= Pierre Singer =

French-Israeli physician

Pierre Singer is a French-Israeli physician specializing in intensive care, metabolism, and clinical nutrition. He is the past Chair of the Eduarda and Dr. Moshe Ishay Institute for the Study of the Effects of Natural Food on the Quality of Life and Human Health at Tel Aviv University, Emeritus Full Professor in Anesthesia and Intensive Care at the Tel Aviv University and current Full Professor at the Faculty of Medicine of the Reichman University.
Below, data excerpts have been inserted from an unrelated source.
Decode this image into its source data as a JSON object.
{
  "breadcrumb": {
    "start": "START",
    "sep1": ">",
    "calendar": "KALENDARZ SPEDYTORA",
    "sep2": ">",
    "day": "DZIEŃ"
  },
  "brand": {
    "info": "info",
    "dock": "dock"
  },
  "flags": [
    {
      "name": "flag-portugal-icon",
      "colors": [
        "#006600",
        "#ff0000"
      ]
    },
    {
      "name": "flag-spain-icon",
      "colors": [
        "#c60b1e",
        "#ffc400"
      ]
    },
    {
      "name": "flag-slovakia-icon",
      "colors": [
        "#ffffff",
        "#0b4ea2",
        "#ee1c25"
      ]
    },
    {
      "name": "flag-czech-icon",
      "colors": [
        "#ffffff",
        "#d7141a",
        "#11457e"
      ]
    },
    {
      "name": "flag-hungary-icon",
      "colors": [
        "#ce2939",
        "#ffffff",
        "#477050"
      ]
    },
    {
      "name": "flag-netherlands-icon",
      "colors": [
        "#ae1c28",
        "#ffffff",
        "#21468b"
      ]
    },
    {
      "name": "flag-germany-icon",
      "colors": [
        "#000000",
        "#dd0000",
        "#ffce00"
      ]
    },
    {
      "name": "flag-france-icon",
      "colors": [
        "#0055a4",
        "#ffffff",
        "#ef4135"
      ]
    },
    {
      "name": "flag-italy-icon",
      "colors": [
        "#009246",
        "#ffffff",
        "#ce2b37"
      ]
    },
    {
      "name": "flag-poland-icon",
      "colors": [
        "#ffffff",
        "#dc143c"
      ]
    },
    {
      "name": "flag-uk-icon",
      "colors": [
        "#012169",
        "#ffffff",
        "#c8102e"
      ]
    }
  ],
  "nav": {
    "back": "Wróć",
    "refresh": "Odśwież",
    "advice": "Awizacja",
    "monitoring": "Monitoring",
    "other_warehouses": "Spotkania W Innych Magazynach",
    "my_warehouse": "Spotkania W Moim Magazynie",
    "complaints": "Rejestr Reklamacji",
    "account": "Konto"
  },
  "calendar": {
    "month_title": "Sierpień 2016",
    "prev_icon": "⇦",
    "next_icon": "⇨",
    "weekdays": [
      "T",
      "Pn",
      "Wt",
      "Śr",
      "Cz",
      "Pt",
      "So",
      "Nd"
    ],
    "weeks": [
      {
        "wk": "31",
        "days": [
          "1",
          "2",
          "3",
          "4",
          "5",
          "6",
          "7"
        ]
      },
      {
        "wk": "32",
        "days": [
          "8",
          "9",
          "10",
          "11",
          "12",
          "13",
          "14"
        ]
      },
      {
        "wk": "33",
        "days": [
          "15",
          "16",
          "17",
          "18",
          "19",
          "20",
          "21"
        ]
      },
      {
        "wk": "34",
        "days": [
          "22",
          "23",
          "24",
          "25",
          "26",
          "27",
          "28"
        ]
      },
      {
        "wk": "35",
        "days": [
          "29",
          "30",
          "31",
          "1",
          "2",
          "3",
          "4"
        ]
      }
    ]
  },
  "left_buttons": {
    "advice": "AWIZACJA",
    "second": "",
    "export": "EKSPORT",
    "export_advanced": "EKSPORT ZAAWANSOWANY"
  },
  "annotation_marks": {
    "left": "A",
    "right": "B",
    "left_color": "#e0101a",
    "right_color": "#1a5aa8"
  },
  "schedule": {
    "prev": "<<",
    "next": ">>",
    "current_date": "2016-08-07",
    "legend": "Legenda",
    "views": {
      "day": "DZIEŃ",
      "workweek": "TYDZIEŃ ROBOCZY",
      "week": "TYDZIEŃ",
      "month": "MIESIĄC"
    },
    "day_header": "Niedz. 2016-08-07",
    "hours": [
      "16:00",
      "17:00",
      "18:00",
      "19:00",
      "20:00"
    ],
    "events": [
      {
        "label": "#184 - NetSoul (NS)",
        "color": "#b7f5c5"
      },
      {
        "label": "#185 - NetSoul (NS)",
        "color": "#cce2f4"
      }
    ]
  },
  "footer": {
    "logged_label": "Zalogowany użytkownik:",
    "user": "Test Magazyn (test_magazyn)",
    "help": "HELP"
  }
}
==Early life and education==
Born in France, Singer completed his medical training at the Louis Pasteur Faculty of Medicine in Strasbourg, France. He is board certified in Gastroenterology-Hepatology-Nutrition and in Intensive Care Medicine.

== Career ==
Since 1995, Singer has served as the Director of the General Intensive Care Department at Rabin Medical Center, Beilinson Campus, in Petach Tikva, Israel until 2022 and has led the Institute of Nutrition Research at Rabin Medical Center since 2006. Additionally, he headed the Eduarda and Dr. Moshe Ishay Institute for the Study of the Effects of Natural Food on the Quality of Life and Human Health at Tel Aviv University and directed the Laboratory of Nutrition and Metabolism Research at the Felsenstein Medical Research Center. He was President of the Israel Society of Intensive Care Medicine (2000-2004) and of the Israel Society for Clinical Nutrition (ISCN) from 2005-2009 as well as currently. He was President, Treasurer, Chairman of the European Society for Clinical Nutrition and Metabolism (ESPEN) (2010-2014), He is now acting as the head of the Intensive Care Unit at the Herzliya Medical Center in Herzlia and works also as Medical Officer at ART MEDICAL.

===Editorial===
Singer serves as Editor-in-Chief of Clinical Nutrition Open Access and holds editorial positions with several journals, including Intensive Care Medicine, Clinical Nutrition, Nutrition, Nutrition in Clinical Practice, and JPEN.

==Research work==
Singer’s research focuses on metabolism and nutrition in critically ill patients, as well as applications of artificial intelligence in these fields. He has published more than 300 peer reviewed papers and has H-Index of 74. He is cited more than 14 times/day. He has presented hundreds of lectures around the world. He has co-authored the ESPEN guidelines on nutrition in the intensive care unit (2019 and 2023) and teaching modules on the same topic. He is the head of the Special Interest group on Nutrition in the ICU in ESPEN.

==Book==
- Singer, Pierre (2013). Nutrition in intensive care medicine: beyond physiology. Basel: Paris Karger. ISBN 978-3318022278.